I am trying to complete my husbands settlement form on the visa4uk website (today 11th June 2012) and the I keep getting the message that the server where this page is located is not responding. I'm wondering if anyone else is having the same difficulties? Perhaps there's a rush on to get applications in before July 9th?

Anyone?


----------



## rose.spectre (Jun 12, 2012)

I am having the same problem, and have thought the same myself. So you're not alone!


----------



## emsumi (Jun 12, 2012)

rose.spectre said:


> I am having the same problem, and have thought the same myself. So you're not alone!
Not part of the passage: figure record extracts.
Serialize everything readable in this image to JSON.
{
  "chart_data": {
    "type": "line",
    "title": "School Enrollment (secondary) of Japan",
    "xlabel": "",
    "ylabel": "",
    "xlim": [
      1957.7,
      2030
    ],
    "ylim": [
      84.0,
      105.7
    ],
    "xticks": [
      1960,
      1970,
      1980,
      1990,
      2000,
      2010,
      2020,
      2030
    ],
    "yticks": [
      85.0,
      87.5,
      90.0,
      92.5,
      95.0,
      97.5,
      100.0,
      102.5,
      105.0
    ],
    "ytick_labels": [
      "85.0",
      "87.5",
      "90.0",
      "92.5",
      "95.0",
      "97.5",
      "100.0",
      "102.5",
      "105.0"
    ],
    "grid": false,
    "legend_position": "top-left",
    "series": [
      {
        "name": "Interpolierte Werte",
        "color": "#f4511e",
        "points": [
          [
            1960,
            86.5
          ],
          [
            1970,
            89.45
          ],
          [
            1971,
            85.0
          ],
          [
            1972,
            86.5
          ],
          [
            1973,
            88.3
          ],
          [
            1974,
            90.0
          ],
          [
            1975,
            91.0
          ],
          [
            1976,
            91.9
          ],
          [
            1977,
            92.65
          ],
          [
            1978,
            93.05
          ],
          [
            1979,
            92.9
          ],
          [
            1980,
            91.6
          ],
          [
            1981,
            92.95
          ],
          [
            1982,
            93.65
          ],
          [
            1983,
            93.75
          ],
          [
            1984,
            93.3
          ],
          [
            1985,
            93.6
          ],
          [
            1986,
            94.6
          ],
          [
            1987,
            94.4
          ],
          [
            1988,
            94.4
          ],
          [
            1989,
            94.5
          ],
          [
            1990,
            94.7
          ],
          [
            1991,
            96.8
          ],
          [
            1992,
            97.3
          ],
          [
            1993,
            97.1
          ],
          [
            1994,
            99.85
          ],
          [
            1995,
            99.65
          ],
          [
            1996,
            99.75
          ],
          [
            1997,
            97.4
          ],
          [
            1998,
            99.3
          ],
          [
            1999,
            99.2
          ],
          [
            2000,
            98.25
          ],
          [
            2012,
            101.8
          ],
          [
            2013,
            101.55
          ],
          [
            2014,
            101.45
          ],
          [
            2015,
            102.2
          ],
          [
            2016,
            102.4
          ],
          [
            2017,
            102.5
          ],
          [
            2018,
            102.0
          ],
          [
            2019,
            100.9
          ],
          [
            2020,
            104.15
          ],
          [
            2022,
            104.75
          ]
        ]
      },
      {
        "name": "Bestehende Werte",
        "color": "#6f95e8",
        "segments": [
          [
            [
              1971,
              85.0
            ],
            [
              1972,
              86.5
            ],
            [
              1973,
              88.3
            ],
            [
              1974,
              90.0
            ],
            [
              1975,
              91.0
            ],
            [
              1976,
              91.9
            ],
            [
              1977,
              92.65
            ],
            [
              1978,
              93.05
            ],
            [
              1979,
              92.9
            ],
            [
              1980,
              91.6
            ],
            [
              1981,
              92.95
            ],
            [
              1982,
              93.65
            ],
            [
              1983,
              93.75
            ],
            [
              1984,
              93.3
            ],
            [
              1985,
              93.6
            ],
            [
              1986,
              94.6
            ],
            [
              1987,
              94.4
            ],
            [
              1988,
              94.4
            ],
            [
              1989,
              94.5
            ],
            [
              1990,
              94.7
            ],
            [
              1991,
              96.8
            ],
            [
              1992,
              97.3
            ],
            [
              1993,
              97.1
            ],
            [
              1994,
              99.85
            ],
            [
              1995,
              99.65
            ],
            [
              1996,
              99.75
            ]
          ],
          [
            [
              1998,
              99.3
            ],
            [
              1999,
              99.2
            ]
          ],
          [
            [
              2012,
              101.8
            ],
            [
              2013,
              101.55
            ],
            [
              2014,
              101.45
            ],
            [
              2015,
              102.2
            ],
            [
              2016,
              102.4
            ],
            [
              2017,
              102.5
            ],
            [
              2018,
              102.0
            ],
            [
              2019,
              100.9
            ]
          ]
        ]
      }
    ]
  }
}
Thank you - I was beginning to panic! I would be so grateful if you could let me know if you have any luck getting the website to load!


----------



## rose.spectre (Jun 12, 2012)

emsumi said:


> Thank you - I was beginning to panic! I would be so grateful if you could let me know if you have any luck getting the website to load!
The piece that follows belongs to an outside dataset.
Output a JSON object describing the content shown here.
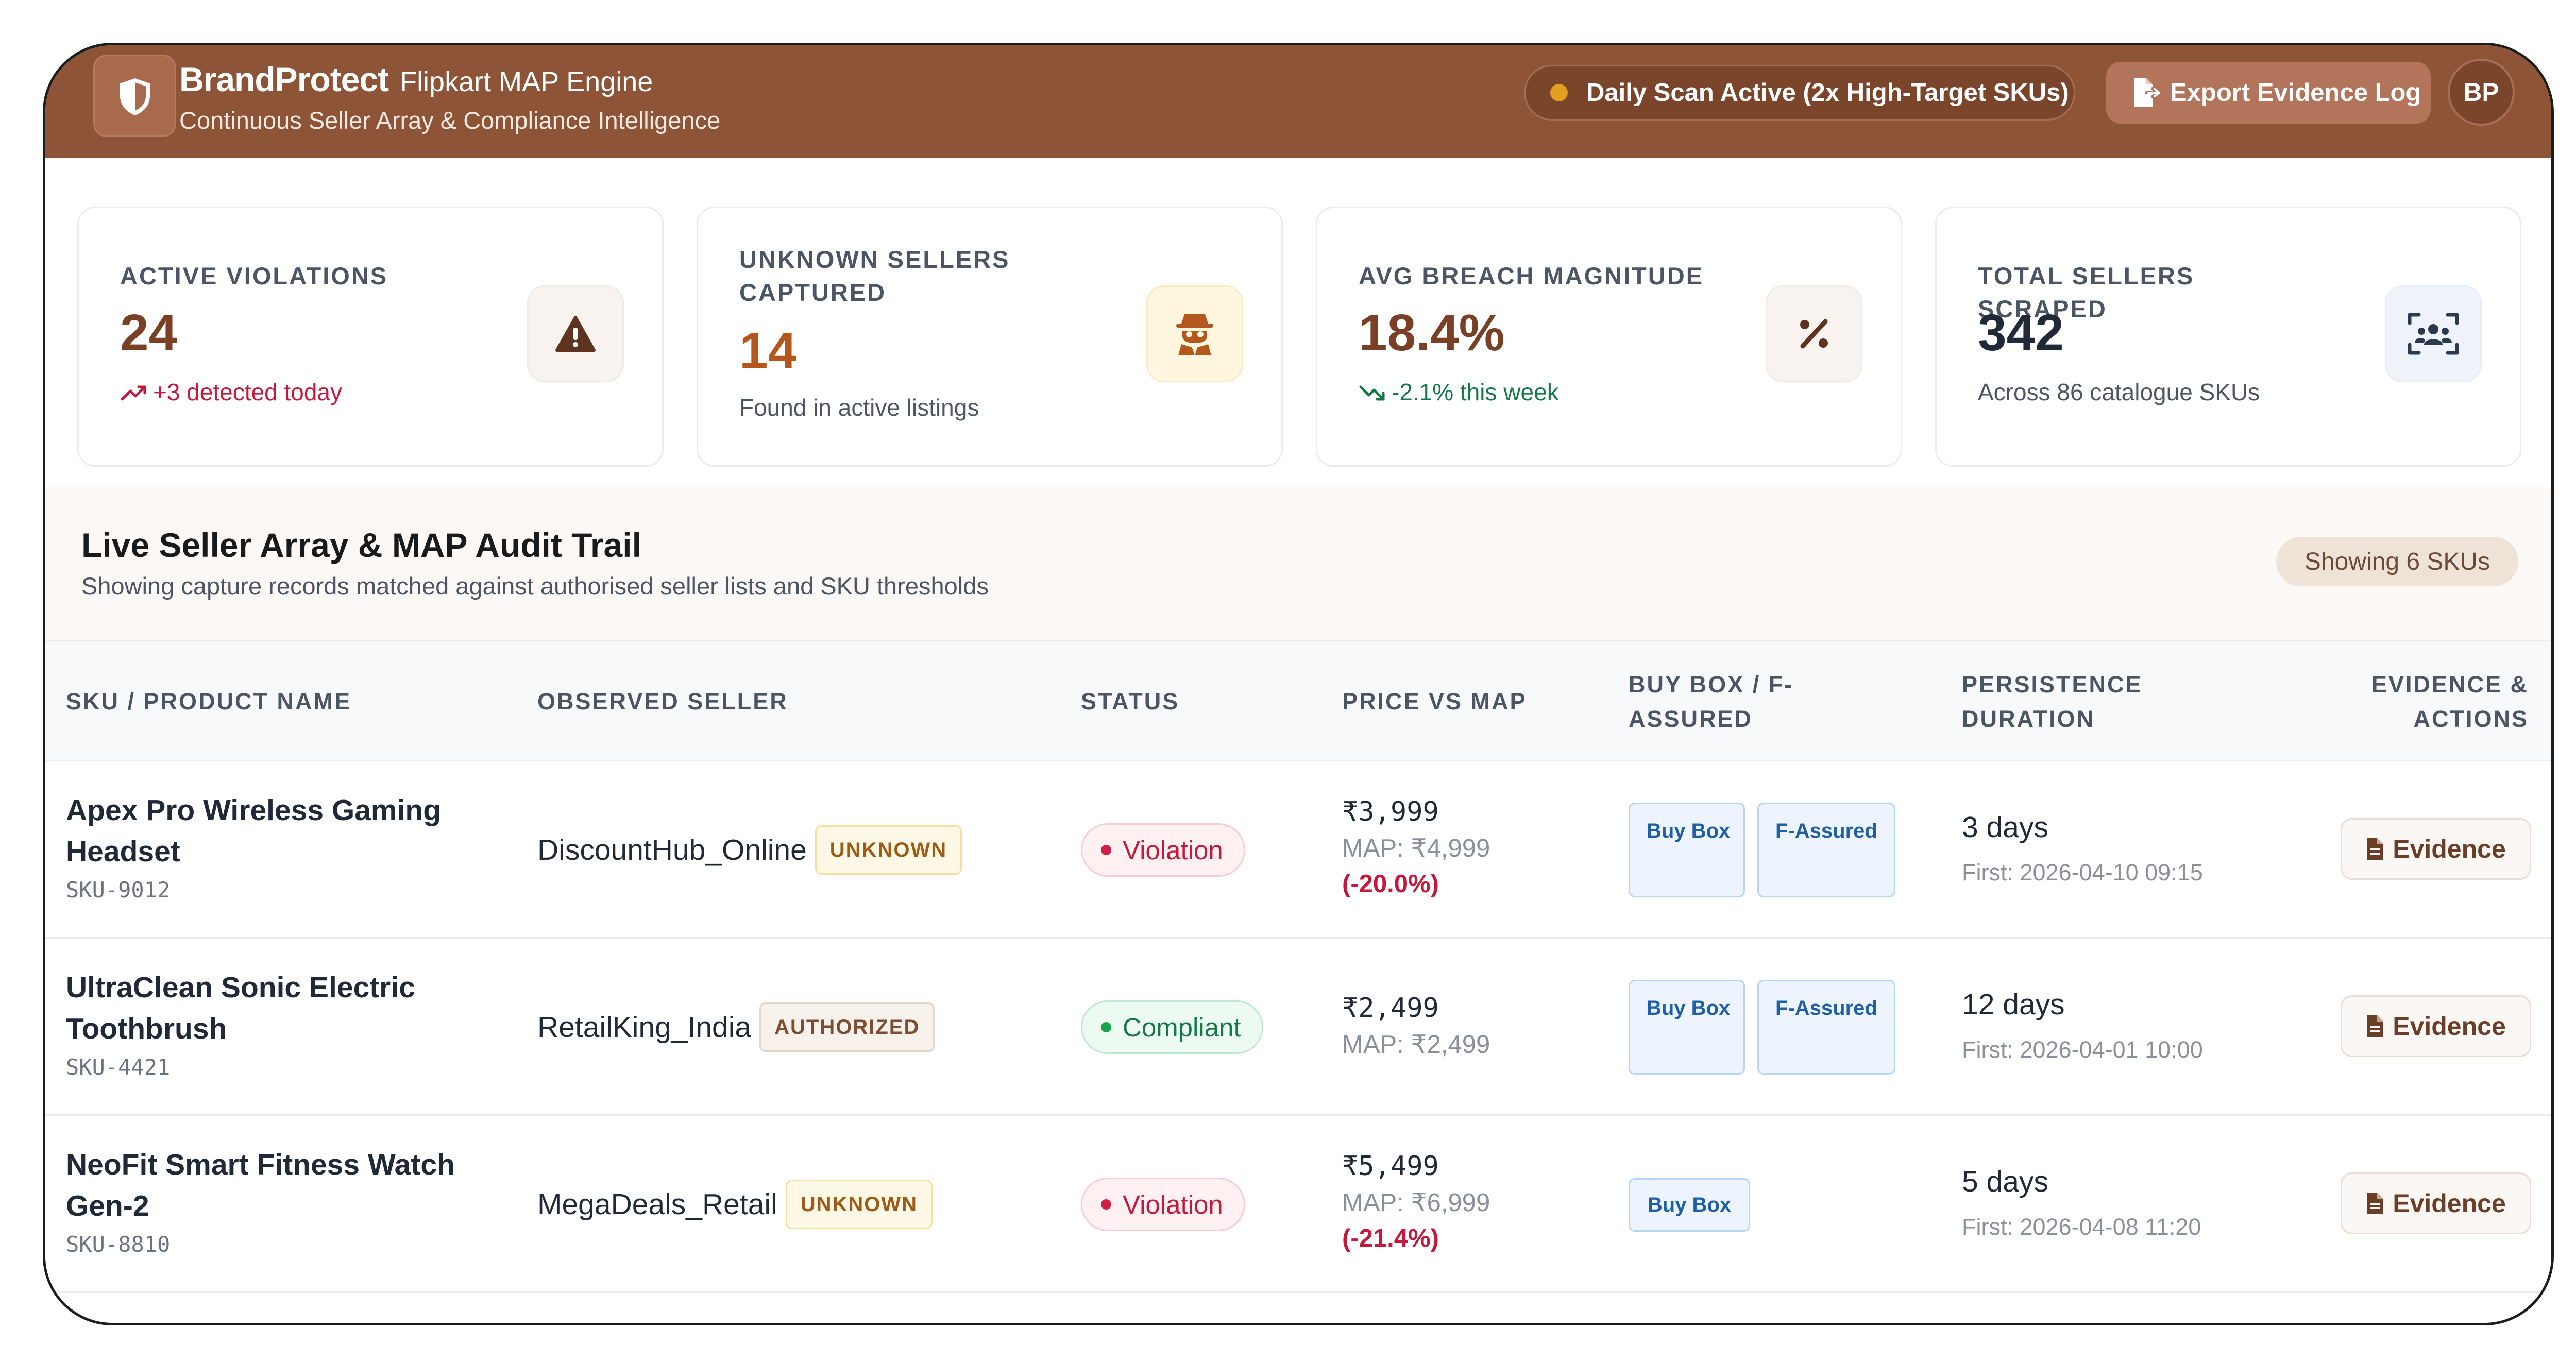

I was actually a little panicked myself; I've been trying for the past 2 hours. Which probably isn't helpful if it IS because of an overload of applications... but I will let you know if I have any luck.


----------



## qman383 (Mar 12, 2011)

I to have been trying to access this website as I needed to download a form I needed from my completed application, very strange that today of all days you are not able to get on the site. I got the same message about the server as well.


----------



## emsumi (Jun 12, 2012)

Still no joy and it's been several hours, but it is a relief to know that others are experiencing the same difficulties. I will have to fill out the form again now as my 7 days were up today - I was just about to hit the submit button! Oh well, at least I'm getting quicker at it!


----------



## murtle_007 (Dec 23, 2011)

I had my in person appointment for flr yesterday, turns out when i printed my forms (after they changed in april) that it gave me an out dated paying info page. So the document checking man says "i'll just print you a new one!". Few minutes later "well the website is gubbed, big surprise". Even the guy at the Glasgow public enquiry office hates their website haha


----------



## AnAmericanInScotland (Feb 8, 2012)

Hopefully all of you were able to finally get into the areas of the sites you needed to use. 
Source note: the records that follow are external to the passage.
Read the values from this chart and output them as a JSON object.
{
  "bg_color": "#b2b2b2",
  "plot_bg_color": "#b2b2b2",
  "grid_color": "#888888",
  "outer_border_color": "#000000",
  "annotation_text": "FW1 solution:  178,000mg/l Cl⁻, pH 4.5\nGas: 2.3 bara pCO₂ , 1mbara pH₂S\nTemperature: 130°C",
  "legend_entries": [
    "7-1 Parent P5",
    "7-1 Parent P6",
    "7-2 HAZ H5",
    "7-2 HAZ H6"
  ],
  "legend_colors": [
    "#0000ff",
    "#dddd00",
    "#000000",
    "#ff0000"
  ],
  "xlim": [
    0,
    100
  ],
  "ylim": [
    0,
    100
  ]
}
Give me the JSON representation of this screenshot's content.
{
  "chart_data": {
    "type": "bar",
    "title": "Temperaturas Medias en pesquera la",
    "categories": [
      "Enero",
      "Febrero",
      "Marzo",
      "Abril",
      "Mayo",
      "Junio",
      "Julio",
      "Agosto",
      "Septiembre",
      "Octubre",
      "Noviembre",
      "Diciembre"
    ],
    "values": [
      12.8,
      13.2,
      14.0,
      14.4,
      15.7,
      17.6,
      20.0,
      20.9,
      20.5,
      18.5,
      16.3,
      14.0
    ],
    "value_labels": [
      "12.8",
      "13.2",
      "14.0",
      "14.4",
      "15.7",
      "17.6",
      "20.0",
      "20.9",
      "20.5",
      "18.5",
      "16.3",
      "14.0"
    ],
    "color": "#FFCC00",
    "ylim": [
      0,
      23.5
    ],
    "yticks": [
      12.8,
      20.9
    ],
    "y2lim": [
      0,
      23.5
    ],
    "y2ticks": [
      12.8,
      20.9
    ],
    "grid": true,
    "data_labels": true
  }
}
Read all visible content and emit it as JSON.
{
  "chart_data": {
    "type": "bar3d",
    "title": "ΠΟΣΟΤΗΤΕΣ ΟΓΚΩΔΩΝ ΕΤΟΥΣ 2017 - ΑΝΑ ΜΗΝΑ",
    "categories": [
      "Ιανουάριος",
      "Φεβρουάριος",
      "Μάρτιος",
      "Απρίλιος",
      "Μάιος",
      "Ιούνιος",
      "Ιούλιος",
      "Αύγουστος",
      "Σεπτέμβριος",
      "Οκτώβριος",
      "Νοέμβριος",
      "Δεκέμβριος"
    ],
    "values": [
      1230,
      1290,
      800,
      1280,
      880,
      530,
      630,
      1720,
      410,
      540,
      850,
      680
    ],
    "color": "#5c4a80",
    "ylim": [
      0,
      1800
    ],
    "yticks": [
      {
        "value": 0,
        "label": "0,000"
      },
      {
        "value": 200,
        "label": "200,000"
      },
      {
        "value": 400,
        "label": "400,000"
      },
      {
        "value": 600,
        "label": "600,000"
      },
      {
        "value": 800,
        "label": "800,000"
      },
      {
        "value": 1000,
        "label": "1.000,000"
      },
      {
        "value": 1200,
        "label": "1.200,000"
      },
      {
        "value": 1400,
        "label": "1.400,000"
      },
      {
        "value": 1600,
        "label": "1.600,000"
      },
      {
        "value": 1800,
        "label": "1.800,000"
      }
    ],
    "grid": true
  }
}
I have noticed with UKBA, Home Office, and other similar UK government sites that when they are in the process of updating a page or section the site will load slowly, 'hang' or go to 'error' after a long wait for loading, and sometimes go offline completely.

VERY frustrating if you are in the middle of something critical like making a payment on that all important visa application! 

The past few days have been especially busy IT wise for the UKBA with all of the updates needed due to planned roll-out of the new immigration rules on 9 July. And too, I imagine yesterday the sites were overwhelmed by people trying to access information on the changes 'hot off the press'-CRAAAAASH due to server demand overload!


----------



## emsumi (Jun 12, 2012)

Well, no luck tonight. Fingers crossed it will be up and running tomorrow. Good luck to the rest of you too.


----------



## rose.spectre (Jun 12, 2012)

11:12 AM where I am, and it's working for me. Good luck to the rest of you.


----------



## emsumi (Jun 12, 2012)

8.20am on Vancouver Island and yes - the website is working for me too! And, as a bonus - it hadn't deleted my application - phew!


----------